Guerre. Histoires d’Ukraine

Les Ukrainiens racontent comment ils vivent pendant la guerre

«Ma mère priait désespérément, mais cela ne faisait que m’irriter», Mykyta Motalyguin, 20 ans, Volnovakha

par | 12 mars 2022 | Guerre. Histoires d'Ukraine, Volnovakha

 

Illustrated by Тanya Guschina

 

Mykyta Motalyguin aura bientôt 20 ans. Dans la vie paisible, il était musicien de rue. Au cours des deux premières semaines de la guerre, le jeune homme a passé plusieurs jours au sous-sol, s’est caché des bombardements, a vu des photos de connaissances décédées et a miraculeusement réussi à quitter Volnovakha qui s’était transformé en enfer.

Malgré tout cela, sa voix semble calme.

Il se souvient d’avoir failli rater le début de la guerre. Cela n’était que lorsqu’une amie de Kyiv lui a écrit, «Qu’est-ce qui se passe chez vous?», qu’il a mis le jeu vidéo en pause, a ouvert la fenêtre et a entendu un «boum» lointain.

 

 

Pourtant, pendant encore deux jours, la ville était calme. Seul le matériel militaire circulait dans les rues, mais on ne savait pas à quelle armée il appartenait. Ensuite, les bombardements ont commencé. Ils les ont vécus «humblement, comme des cafards». Il dit que peu importe si on reste chez soi ou si on court vers le refuge, de toute façon c’est effrayant. 

«C’est un sentiment tellement stupide», le gars decrit son état.

«Cela semble voler tout directement vers vous. Mais ça tombe quelque part très loin. Mais même si c’est loin, c’est très bruyant et extrêmement désagréable: non pas parce que c’est effrayant, mais parce qu’on est impuissant, qu’on n’est pas capable de contrôler si cela tombe sur nous ou non».

Mykyta vivait avec ses parents dans une maison privée à deux étages. Lorsque l’électricité et l’eau ont été coupées, il ne s’est pas inquiété : il savait qu’on avait tout ce dont il avait besoin à la maison et il espérait que l’approvisionnement en eau et l’électricité seraient rétablis. Mais quand l’obus est tombé à un demi-kilomètre de leur maison, le calme l’a quitté. «J’ai ouvert la chaîne de Volnovakha dans le Telegram et j’ai vu une photo d’une femme avec la tête arrachée. Je la connaissais personnellement : elle travaillait au marché en face de mon père.»

Le bombardement devenaient de plus en plus intense : du matin au soir, ça provenait des chars, des «Grads» et des avions. Un jour, Mykyta est allé à la cuisine pour boire de l’eau, lorsqu’une vague explosive a cassé une fenêtre et brisé une partie du mur. Le gars a couru dans la pièce voisine, mais un autre obus a détruit tout le mur. Après avoir ramassé des papiers, de l’argent et des vestes, la famille a couru à la cave, où ils ont passé la nuit suivante.

«Ma mère priait désespérément avec toutes ses prières, mais cela ne faisait que m’irriter.»

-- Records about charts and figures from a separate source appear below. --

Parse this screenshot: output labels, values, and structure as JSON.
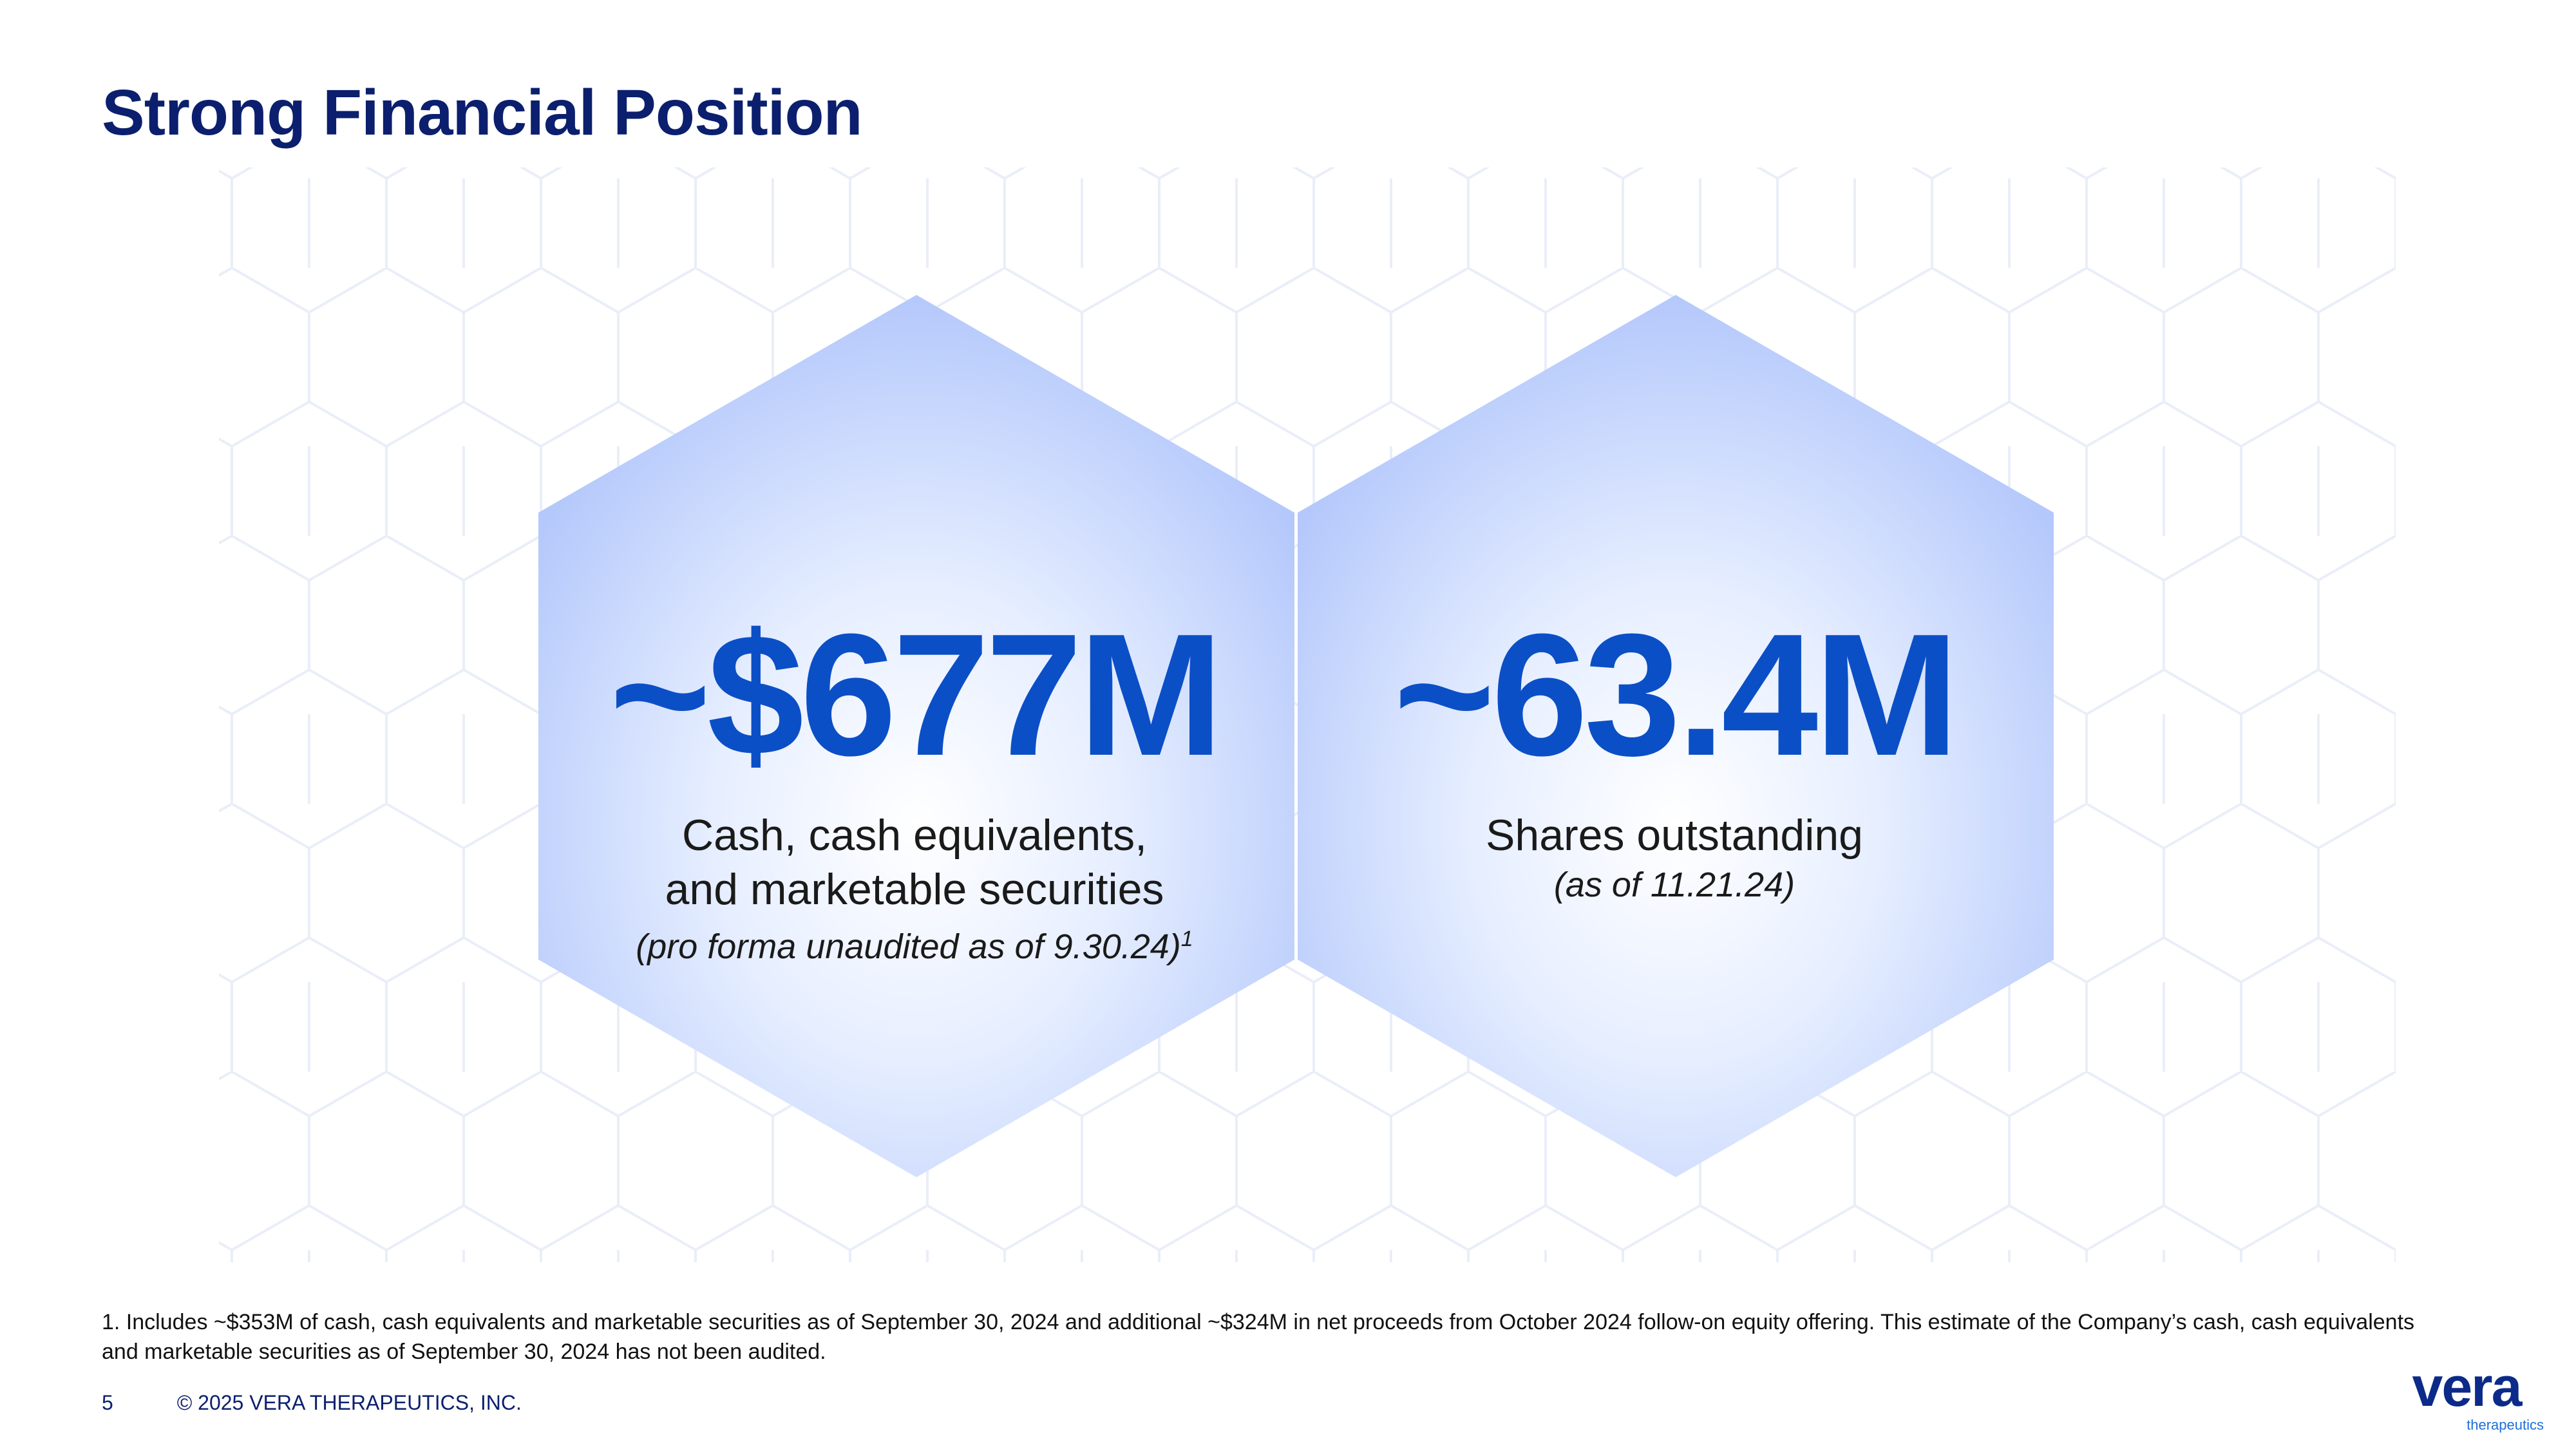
{
  "slide": {
    "title": "Strong Financial Position",
    "page_number": "5",
    "copyright": "© 2025 VERA THERAPEUTICS, INC."
  },
  "stats": [
    {
      "value": "~$677M",
      "label_line1": "Cash, cash equivalents,",
      "label_line2": "and marketable securities",
      "note": "(pro forma unaudited as of 9.30.24)",
      "note_marker": "1"
    },
    {
      "value": "~63.4M",
      "label_line1": "Shares outstanding",
      "note": "(as of 11.21.24)"
    }
  ],
  "footnote": "1. Includes ~$353M of cash, cash equivalents and marketable securities as of September 30, 2024 and additional ~$324M in net proceeds from October 2024 follow-on equity offering. This estimate of the Company’s cash, cash equivalents and marketable securities as of September 30, 2024 has not been audited.",
  "logo": {
    "word": "vera",
    "tagline": "therapeutics"
  },
  "colors": {
    "title": "#0b1f6e",
    "value": "#0b4fc7",
    "hex_edge": "#b4c8fb",
    "hex_center": "#ffffff"
  }
}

Lorsque le calme est revenu, le jeune homme et ses parents sont rentrés chez eux par un trou dans le mur pour rassembler ce dont ils avaient besoin avant de retourner à l’abri. Ensuite, le frère aîné de Mykyta leur a ordonné d’accrocher des chiffons blancs à la voiture et de quitter la ville dès que possible. Ainsi, «agitant hystériquement un chiffon blanc» la famille s’est évacuée de Volnovakha.

Maintenant, les parents de Mykyta sont partis à l’étranger et le jeune homme est à Loutsk. Il est convaincu que les événements actuels vont briser certains, d’autres au contraire deviendront plus forts.

«Comme je ne suis pas mort, je peux vivre : je peux partir à l’étranger, je peux aider mes proches, je peux réapprendre à profiter de la vie. Pourquoi ne pas en profiter?»